Thursday, April 13, 2017

Did Someone Say "Violent Nihilists"?

Don't think for a moment I've read it. Nonetheless, that "Nihilism" tag is there for a reason.
Biographies of ‘homegrown’ European terrorists show they are violent nihilists who adopt Islam, rather than religious fundamentalists who turn to violence
So, why, for the past 20 years, have terrorists regularly chosen to die? What does it say about contemporary Islamic radicalism? And what does it say about our societies today?

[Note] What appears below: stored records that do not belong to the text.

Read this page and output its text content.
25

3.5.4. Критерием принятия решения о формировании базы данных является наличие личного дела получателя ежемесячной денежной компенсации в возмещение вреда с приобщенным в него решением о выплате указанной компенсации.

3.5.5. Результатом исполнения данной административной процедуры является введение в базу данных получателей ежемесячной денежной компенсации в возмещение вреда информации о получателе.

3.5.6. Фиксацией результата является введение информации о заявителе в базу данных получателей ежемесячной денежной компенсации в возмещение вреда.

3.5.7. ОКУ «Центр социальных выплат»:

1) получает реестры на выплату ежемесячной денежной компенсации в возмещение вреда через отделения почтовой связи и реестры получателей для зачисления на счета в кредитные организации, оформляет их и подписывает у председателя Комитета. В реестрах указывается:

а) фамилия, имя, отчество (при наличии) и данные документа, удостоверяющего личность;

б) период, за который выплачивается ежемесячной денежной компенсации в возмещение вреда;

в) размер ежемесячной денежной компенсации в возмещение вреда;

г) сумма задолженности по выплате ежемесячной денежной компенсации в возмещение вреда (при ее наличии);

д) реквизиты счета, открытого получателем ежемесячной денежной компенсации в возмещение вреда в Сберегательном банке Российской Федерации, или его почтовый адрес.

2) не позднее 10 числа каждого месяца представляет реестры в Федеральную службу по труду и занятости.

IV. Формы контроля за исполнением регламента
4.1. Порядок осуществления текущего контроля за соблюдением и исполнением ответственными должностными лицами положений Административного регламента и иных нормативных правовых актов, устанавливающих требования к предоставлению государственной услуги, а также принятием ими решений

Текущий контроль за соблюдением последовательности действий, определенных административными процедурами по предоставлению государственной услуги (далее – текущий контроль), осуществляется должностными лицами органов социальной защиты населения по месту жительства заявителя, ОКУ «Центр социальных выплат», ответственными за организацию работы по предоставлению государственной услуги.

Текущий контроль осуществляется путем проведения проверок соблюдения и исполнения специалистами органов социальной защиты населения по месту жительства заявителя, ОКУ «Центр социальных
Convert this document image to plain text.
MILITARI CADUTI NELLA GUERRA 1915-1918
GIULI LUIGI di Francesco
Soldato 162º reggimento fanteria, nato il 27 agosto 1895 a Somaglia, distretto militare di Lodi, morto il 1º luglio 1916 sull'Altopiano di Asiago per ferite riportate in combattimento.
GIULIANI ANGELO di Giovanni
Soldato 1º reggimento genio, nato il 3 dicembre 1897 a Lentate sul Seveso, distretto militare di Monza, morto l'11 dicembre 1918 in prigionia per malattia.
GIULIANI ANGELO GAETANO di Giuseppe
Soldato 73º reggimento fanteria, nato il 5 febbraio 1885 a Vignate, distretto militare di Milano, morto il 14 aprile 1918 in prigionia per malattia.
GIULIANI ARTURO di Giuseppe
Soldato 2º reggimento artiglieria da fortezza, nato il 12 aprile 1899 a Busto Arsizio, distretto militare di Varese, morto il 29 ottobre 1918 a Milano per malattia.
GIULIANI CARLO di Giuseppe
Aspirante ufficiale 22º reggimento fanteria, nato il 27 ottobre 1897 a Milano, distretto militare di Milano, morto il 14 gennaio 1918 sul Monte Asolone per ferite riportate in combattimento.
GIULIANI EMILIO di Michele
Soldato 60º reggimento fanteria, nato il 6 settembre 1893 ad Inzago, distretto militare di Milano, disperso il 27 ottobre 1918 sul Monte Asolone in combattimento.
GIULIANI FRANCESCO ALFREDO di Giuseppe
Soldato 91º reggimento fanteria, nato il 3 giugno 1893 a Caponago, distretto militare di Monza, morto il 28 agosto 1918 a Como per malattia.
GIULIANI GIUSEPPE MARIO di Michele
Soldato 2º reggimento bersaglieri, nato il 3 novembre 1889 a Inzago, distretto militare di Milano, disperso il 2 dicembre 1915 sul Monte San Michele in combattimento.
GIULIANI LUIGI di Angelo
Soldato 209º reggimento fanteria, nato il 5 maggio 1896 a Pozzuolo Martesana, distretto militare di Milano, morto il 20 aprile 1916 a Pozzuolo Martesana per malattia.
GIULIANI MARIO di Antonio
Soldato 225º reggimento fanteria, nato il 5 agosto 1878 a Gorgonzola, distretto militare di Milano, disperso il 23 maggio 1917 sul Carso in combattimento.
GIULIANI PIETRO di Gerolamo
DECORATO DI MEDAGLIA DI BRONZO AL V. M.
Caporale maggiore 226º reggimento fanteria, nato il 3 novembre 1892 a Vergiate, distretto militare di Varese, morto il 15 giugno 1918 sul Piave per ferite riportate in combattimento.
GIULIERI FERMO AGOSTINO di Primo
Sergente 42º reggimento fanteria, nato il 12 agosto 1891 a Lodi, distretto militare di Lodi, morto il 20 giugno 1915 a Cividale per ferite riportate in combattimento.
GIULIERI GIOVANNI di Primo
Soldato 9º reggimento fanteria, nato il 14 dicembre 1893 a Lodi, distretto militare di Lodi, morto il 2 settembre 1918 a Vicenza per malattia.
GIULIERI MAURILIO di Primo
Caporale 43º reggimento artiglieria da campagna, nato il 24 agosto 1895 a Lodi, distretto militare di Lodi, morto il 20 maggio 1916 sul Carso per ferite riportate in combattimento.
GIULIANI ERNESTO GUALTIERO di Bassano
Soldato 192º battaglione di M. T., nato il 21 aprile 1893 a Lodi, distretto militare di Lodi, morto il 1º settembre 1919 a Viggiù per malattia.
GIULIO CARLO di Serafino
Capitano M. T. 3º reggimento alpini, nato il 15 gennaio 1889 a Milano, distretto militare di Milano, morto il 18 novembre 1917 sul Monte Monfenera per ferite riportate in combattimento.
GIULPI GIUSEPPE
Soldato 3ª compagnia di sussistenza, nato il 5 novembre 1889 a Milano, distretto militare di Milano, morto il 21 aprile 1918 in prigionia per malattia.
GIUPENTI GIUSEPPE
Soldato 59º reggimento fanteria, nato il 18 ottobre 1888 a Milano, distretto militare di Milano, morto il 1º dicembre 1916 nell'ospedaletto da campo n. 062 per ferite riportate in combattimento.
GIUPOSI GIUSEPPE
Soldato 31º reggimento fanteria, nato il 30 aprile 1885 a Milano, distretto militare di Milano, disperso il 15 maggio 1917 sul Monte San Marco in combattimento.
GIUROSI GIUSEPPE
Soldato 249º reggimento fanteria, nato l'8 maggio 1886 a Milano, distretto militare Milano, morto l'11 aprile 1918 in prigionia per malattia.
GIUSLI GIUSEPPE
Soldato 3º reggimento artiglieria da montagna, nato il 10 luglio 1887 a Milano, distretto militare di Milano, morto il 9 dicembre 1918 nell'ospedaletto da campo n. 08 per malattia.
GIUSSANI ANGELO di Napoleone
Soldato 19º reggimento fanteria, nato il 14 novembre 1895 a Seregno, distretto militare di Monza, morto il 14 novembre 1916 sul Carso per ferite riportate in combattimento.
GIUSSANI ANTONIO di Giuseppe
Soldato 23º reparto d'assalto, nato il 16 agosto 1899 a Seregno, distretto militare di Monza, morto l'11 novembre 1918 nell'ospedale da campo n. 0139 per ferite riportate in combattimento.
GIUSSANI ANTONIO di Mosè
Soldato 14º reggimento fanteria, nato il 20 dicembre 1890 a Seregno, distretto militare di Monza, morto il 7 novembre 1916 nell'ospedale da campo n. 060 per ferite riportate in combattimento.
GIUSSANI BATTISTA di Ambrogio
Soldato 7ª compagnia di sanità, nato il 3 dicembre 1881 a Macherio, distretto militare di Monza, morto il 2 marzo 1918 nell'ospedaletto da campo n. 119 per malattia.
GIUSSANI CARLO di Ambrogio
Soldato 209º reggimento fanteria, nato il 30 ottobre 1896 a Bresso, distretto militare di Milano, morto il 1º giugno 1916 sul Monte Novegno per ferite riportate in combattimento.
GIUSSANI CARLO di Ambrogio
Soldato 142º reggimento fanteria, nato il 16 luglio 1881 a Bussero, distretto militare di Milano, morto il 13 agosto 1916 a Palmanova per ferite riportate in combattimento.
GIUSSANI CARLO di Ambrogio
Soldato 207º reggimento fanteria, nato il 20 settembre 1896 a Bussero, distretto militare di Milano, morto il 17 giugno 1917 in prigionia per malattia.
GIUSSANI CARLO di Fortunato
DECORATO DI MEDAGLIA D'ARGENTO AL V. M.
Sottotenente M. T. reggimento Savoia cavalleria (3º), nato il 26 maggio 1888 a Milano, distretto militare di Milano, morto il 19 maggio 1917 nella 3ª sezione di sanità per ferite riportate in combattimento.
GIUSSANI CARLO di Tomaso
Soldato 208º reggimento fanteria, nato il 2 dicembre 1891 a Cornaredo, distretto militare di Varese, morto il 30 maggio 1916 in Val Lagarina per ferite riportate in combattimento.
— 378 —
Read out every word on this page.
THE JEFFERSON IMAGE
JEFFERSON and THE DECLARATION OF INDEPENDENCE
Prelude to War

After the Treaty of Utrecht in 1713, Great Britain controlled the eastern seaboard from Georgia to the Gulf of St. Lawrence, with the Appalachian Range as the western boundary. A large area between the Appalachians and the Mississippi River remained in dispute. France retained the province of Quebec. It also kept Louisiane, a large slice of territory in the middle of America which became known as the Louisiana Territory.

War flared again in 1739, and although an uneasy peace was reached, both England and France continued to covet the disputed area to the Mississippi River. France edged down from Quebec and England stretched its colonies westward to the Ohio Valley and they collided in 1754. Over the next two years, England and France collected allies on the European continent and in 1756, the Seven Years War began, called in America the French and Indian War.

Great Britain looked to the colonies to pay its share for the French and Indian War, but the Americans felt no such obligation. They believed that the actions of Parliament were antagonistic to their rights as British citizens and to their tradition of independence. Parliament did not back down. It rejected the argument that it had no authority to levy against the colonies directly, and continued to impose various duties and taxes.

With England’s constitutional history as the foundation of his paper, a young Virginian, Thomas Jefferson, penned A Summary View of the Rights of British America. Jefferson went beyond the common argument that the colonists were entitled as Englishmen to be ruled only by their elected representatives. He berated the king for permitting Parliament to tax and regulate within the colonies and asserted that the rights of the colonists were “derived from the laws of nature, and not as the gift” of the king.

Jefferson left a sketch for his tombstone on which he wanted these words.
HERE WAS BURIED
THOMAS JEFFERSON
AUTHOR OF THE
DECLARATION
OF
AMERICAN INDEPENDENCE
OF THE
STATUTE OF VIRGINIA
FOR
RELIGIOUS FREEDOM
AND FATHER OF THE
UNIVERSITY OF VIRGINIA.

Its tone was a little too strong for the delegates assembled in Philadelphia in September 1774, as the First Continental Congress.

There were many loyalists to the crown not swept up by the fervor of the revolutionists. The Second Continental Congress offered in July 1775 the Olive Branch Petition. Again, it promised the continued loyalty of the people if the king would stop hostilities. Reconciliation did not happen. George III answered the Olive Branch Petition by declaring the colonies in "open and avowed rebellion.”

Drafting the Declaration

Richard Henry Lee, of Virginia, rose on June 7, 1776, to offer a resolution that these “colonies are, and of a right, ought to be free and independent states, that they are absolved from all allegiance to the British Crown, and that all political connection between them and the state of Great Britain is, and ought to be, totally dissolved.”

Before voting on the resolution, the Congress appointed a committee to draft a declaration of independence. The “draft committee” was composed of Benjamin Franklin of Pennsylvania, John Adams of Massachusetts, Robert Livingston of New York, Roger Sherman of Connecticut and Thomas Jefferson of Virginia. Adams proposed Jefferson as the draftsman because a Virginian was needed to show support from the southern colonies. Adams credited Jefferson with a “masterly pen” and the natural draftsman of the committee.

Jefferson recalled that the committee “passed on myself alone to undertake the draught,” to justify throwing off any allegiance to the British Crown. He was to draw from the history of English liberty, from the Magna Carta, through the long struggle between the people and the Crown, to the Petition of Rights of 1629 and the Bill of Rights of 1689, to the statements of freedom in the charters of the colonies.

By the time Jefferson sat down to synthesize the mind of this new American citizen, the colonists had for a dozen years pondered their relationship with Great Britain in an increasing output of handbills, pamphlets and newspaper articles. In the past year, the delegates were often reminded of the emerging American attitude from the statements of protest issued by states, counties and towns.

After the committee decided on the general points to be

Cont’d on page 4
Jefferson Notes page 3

The latter question is all the more relevant as this attitude toward death is inextricably linked to the fact that contemporary jihadism, at least in the west – as well as in the Maghreb and in Turkey – is a youth movement that is not only constructed independently of parental religion and culture, but is also rooted in wider youth culture. This aspect of modern-day jihadism is fundamental.

Wherever such generational hatred occurs, it also takes the form of cultural iconoclasm. Not only are human beings destroyed, statues, places of worship and books are too. Memory is annihilated. “Wiping the slate clean,” is a goal common to Mao Zedong’s Red Guards, the Khmer Rouge and Isis fighters. As one British jihadi wrote in a recruitment guide for the organisation: “When we descend on the streets of London, Paris and Washington … not only will we spill your blood, but we will also demolish your statues, erase your history and, most painfully, convert your children who will then go on to champion our name and curse their forefathers.”